Ultimately, the decision to become an artist, for Joyce, means isolation from friends, family, faith and culture, so that he can practice his art. His goal is to give the community that he abandoned a voice, to “forge in the smithy of [his] soul the uncreated conscience of [his] race” (Joyce 212). He recognizes that his community is a part of him that he cannot abandon. While he might exile himself from it, he writes to serve it. This form of service is quite different from what novelists had seen as their duty in prior centuries. The shift that came with the modernist paradigm is that the service became one of providing opportunities to interpret reality, instead of providing ready-made interpretations for the consumers to absorb. While it is true that that sort of prepackaged literature is still popular, the modernist shift, as typified in Joyce and others, turned the focus away from the protagonist and where, perhaps, it has belonged all along – on the consumer.
Works Cited
Bowker, Gordon. James Joyce: A New Biography. New York: Farrar, Straus and Giroux, 2012.
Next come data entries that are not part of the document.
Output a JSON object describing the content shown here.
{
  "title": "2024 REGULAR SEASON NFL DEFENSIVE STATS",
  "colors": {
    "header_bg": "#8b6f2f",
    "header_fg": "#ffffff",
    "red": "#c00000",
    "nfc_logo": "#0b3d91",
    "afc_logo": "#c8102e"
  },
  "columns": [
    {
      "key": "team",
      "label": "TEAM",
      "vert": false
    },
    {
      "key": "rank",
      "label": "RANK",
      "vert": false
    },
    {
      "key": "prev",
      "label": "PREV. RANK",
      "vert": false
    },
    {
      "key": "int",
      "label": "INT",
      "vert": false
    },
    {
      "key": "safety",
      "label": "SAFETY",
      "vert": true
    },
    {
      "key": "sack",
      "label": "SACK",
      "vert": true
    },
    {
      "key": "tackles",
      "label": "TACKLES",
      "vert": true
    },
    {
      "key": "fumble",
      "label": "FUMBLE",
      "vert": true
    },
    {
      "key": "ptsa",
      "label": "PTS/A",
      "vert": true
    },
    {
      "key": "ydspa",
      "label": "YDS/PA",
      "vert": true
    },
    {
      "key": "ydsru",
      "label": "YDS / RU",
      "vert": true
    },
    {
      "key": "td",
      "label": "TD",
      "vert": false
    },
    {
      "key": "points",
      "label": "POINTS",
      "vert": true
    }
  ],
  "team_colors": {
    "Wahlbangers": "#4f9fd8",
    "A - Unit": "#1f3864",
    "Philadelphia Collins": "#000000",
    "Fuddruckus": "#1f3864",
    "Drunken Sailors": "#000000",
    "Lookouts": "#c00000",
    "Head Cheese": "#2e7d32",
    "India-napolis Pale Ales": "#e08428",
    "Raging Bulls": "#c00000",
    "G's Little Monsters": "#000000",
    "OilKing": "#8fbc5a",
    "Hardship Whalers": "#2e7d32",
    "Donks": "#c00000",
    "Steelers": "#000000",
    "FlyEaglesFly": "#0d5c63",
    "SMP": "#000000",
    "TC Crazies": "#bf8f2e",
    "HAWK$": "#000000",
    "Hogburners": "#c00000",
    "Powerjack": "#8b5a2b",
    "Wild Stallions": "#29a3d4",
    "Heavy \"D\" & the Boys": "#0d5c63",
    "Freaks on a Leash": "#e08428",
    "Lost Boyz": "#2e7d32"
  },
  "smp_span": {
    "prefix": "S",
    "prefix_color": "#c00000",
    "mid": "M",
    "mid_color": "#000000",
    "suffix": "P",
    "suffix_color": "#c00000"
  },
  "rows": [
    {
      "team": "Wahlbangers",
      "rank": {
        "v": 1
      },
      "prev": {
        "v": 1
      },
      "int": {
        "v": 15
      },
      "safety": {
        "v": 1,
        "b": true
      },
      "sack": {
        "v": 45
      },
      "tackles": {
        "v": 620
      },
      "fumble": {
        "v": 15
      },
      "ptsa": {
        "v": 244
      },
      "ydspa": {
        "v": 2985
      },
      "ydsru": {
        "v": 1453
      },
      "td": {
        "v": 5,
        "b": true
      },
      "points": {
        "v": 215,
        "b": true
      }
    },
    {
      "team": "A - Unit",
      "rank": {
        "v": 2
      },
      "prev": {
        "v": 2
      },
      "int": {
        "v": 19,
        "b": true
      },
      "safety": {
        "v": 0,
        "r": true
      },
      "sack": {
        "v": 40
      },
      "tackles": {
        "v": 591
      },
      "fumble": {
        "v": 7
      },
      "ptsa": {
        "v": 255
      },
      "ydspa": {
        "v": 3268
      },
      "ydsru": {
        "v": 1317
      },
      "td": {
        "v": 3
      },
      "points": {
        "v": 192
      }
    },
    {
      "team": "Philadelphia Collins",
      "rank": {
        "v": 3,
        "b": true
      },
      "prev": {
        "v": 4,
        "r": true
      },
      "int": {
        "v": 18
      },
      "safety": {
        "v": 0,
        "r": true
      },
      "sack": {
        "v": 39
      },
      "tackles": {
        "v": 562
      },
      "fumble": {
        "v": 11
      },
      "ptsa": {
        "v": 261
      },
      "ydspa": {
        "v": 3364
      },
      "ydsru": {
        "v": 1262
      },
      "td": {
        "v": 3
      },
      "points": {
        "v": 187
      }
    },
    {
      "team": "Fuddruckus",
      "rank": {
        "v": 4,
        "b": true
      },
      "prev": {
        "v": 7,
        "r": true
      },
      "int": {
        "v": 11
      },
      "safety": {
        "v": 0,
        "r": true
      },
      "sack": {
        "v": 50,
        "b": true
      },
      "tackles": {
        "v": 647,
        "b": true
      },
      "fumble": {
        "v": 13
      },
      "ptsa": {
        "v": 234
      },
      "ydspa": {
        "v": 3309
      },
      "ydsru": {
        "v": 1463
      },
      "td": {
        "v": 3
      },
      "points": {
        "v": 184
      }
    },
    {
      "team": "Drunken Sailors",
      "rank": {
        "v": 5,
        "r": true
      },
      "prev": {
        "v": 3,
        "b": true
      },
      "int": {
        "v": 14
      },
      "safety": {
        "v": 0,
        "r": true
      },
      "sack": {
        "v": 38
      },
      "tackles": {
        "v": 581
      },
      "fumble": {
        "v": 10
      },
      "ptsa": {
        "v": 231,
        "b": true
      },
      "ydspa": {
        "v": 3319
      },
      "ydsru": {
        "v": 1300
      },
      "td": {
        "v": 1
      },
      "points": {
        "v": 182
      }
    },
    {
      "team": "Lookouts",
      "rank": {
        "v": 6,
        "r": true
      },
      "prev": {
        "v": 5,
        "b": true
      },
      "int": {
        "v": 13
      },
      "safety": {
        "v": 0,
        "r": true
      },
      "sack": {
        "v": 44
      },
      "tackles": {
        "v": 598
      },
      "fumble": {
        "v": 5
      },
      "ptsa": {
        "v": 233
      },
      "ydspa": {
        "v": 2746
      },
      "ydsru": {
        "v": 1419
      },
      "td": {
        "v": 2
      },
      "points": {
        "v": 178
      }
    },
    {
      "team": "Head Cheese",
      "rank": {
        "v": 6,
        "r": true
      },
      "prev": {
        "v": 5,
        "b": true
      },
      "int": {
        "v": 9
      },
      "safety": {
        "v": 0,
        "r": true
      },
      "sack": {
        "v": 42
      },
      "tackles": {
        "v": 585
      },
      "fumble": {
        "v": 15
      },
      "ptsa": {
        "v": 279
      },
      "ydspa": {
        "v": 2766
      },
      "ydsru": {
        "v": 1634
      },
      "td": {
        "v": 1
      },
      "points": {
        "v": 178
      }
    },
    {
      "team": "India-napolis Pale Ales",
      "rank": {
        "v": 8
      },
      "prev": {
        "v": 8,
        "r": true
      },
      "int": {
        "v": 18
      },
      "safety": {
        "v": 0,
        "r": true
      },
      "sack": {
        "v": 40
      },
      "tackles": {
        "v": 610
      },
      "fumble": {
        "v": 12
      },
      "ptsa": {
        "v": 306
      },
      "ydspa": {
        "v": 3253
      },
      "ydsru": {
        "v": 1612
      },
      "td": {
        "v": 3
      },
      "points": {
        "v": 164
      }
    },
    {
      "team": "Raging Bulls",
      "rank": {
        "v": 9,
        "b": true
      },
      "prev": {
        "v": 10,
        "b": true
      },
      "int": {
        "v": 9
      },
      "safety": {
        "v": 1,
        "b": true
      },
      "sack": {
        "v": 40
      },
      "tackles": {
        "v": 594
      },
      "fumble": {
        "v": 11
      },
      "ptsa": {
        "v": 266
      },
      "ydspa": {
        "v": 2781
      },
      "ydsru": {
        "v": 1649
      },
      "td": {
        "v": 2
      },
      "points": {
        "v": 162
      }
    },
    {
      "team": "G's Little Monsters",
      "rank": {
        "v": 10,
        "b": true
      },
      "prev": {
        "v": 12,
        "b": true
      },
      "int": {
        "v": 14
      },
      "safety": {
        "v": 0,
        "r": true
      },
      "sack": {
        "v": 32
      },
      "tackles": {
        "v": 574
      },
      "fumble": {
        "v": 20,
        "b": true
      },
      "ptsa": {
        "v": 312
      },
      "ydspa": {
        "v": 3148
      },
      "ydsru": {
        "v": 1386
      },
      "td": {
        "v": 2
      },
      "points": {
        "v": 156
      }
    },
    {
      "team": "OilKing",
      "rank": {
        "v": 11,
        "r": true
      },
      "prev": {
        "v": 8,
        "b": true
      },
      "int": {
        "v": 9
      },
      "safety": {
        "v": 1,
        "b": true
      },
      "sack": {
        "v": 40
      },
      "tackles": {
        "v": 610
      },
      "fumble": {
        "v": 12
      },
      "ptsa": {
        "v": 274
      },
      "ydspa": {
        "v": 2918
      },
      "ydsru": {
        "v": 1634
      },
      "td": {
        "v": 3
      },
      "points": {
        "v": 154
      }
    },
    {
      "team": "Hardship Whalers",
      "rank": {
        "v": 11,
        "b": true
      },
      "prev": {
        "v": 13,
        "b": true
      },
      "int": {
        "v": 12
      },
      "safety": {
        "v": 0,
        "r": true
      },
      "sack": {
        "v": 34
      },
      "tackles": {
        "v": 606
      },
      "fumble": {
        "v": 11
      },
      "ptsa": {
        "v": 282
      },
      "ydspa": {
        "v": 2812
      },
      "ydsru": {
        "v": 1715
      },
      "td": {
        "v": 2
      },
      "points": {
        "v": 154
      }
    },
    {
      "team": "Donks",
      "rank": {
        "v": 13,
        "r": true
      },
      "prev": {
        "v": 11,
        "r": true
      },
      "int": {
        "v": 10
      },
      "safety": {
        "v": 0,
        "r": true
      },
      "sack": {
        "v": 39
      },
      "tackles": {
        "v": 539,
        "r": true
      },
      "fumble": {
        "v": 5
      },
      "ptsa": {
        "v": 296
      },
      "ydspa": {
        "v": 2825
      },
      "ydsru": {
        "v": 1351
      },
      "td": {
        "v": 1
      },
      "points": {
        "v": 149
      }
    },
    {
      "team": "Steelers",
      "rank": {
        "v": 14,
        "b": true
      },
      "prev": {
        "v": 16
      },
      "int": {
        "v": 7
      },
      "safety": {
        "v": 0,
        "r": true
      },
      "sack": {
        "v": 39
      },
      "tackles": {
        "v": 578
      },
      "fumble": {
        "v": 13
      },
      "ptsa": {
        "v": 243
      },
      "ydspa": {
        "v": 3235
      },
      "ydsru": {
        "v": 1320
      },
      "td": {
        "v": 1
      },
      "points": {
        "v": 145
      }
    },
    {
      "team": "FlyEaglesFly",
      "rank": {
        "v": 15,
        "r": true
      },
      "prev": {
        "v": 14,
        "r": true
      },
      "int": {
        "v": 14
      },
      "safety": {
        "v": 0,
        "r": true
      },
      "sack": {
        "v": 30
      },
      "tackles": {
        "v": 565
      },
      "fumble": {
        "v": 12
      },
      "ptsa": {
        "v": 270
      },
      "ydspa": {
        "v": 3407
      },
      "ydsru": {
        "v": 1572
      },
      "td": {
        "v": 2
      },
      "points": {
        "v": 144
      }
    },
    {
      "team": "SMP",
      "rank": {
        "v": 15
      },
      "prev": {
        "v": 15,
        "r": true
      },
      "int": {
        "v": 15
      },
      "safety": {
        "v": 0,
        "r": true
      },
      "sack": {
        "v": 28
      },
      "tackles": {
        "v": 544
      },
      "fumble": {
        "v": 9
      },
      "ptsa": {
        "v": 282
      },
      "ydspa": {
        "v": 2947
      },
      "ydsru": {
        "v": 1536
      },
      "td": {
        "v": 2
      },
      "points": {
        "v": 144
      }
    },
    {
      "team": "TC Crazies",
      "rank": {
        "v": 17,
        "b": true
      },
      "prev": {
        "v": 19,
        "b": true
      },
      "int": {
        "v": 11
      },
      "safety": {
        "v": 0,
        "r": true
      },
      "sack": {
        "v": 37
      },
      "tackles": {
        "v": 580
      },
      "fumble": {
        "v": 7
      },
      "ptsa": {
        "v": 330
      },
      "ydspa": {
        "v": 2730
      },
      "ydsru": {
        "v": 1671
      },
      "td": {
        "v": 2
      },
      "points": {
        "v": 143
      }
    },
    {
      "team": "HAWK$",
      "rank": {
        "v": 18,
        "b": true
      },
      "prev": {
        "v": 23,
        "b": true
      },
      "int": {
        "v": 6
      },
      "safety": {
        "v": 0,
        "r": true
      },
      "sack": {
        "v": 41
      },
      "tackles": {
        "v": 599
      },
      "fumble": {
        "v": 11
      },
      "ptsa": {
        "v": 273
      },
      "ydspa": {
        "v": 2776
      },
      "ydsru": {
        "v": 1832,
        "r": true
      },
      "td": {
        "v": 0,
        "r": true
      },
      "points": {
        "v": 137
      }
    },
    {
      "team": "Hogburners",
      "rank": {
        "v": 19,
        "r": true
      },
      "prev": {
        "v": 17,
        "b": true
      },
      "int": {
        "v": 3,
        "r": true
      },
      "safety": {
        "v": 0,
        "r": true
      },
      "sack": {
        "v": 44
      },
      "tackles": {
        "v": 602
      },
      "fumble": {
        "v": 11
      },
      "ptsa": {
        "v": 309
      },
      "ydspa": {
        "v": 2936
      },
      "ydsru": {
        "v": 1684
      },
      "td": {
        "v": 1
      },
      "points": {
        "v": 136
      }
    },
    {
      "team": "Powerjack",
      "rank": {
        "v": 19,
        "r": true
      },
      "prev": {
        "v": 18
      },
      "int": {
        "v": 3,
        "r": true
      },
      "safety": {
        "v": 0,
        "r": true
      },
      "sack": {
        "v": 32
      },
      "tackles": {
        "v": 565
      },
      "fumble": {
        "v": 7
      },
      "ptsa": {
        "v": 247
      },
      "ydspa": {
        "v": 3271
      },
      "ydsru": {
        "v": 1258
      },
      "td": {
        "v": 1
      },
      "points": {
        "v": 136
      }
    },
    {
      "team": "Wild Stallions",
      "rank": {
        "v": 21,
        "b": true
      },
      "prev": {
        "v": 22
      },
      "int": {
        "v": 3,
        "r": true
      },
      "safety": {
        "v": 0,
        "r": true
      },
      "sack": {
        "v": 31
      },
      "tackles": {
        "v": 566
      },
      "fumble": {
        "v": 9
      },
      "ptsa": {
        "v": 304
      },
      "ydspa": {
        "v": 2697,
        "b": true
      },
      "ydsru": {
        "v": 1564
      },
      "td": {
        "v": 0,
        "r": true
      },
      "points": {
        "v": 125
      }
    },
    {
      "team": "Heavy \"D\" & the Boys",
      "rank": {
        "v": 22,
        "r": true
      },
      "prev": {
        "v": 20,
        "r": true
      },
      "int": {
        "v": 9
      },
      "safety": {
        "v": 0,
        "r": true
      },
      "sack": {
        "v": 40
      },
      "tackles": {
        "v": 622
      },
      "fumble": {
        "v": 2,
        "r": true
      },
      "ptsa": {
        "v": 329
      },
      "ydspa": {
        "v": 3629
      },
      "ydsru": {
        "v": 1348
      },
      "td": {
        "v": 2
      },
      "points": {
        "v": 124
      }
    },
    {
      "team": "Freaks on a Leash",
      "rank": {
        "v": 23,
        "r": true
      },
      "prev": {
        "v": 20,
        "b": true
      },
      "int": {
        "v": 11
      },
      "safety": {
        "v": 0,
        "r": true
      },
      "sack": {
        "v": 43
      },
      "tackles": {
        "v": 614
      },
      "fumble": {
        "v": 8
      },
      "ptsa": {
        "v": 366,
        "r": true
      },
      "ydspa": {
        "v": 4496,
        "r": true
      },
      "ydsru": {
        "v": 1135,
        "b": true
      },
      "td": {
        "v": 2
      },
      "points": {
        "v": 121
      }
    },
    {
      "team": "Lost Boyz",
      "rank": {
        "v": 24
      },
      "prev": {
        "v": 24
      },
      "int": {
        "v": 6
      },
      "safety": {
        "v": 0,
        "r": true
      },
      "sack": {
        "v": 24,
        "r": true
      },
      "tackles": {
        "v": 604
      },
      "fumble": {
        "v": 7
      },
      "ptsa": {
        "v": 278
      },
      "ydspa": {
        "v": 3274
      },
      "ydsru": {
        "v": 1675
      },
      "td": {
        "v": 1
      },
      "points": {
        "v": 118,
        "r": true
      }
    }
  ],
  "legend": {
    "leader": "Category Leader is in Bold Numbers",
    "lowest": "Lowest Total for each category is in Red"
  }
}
Fordham, Finn and Sakr, Rita. James Joyce and the Nineteenth-Century French Novel. New York: Rodopi B.V., 1994.
Joyce, James. A Portait of the Artist as a Young Man. New York: The Floating Press, 2010.
Lawrence, Karen. Who's Afraid of James Joyce? Gainesville: University Press of Florida, 2010.
Milesi, Laurent, ed. James Joyce and the difference of Language. New York: Cambridge University Press, 2003.
Rabate, Jean-Michel. James Joyce and the Politics of Egoism. New York: Cambridge University Press, 2001.
Spinks, Lee. James Joyce: A Critical Guide. Edinburgh: Edinburgh University Press, 2009.